Edgartown selectmen voted Monday to send a letter to AT&T Mobility with a deadline for completing a lease contract for a multi-carrier wireless service facility capable of hosting multiple antennas inside a silo on Katama Farm. The town owns the property and has been negotiating a lease for the antenna, which is intended to expand and improve mobile phone service in the area.
“It has come to my attention that AT&T has been dragging their feet on signing the lease which was given to them on May 6,” Art Smadbeck, chairman of the board of selectmen, said. “I think we should vote to ask for them to have the signed lease back to us by Monday, June 9.”
The board voted unanimously to ask town counsel to draft a letter setting the deadline.
The contract calls for AT&T Mobility to pay $28,000 to rent the space from the town for the first year. Each succeeding year the rent will increase by three percent. Over the 10-year lease, the town would realize $321,000 in revenue.
Also at their Monday meeting, town manager Pam Dolby said Edgartown received six applications for the job of town procurement officer. A committee including highway superintendent Stuart Fuller, harbormaster Charlie Blair, police chief Tony Bettencourt, library director Jill Hughes, current procurement officer Jen O’Hanlon, and Ms.

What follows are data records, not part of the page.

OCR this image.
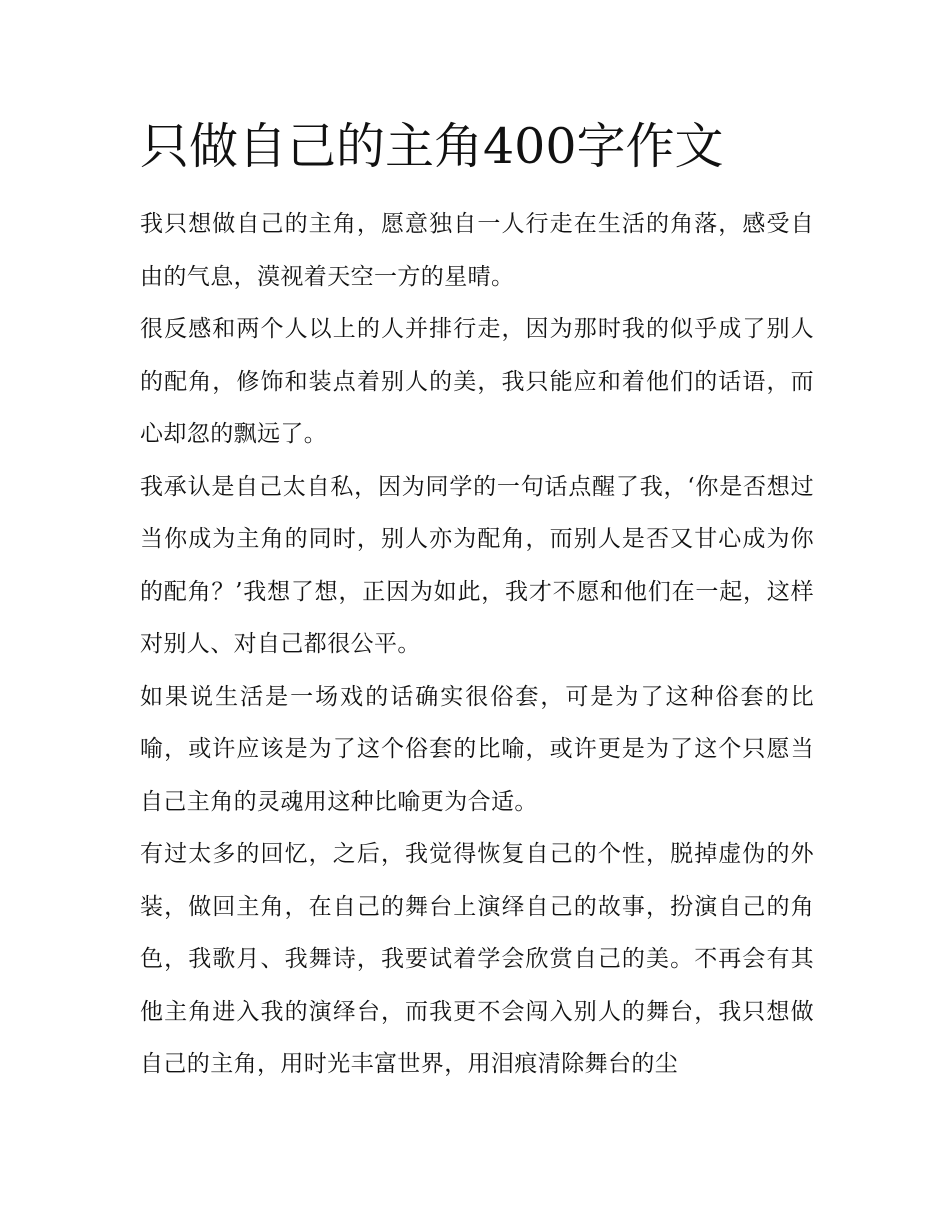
只做自己的主角400字作文

我只想做自己的主角，愿意独自一人行走在生活的角落，感受自由的气息，漠视着天空一方的星晴。

很反感和两个人以上的人并排行走，因为那时我的似乎成了别人的配角，修饰和装点着别人的美，我只能应和着他们的话语，而心却忽的飘远了。

我承认是自己太自私，因为同学的一句话点醒了我，‘你是否想过当你成为主角的同时，别人亦为配角，而别人是否又甘心成为你的配角？’我想了想，正因为如此，我才不愿和他们在一起，这样对别人、对自己都很公平。

如果说生活是一场戏的话确实很俗套，可是为了这种俗套的比喻，或许应该是为了这个俗套的比喻，或许更是为了这个只愿当自己主角的灵魂用这种比喻更为合适。

有过太多的回忆，之后，我觉得恢复自己的个性，脱掉虚伪的外装，做回主角，在自己的舞台上演绎自己的故事，扮演自己的角色，我歌月、我舞诗，我要试着学会欣赏自己的美。不再会有其他主角进入我的演绎台，而我更不会闯入别人的舞台，我只想做自己的主角，用时光丰富世界，用泪痕清除舞台的尘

Dolby will interview the candidates on June 11.
Selectmen accepted two bids for town-owned land seized because the owners failed to pay taxes on the property.
The board accepted a bid of $23,570 from the Martha’s Vineyard Land Bank for a one-tenth acre vacant lot on Webquish Avenue.
Selectmen also accepted a bid of $14,000 from the Sheriff’s Meadow Foundation for a lot of less than one-tenth acre on 22nd Street North.
Selectmen rejected a bid of $5,750 from the Paatel Kamiesh Trust and J&K Realty for a lot of less than one-tenth acre on 14th Street North because it did not meet the minimum advertised price.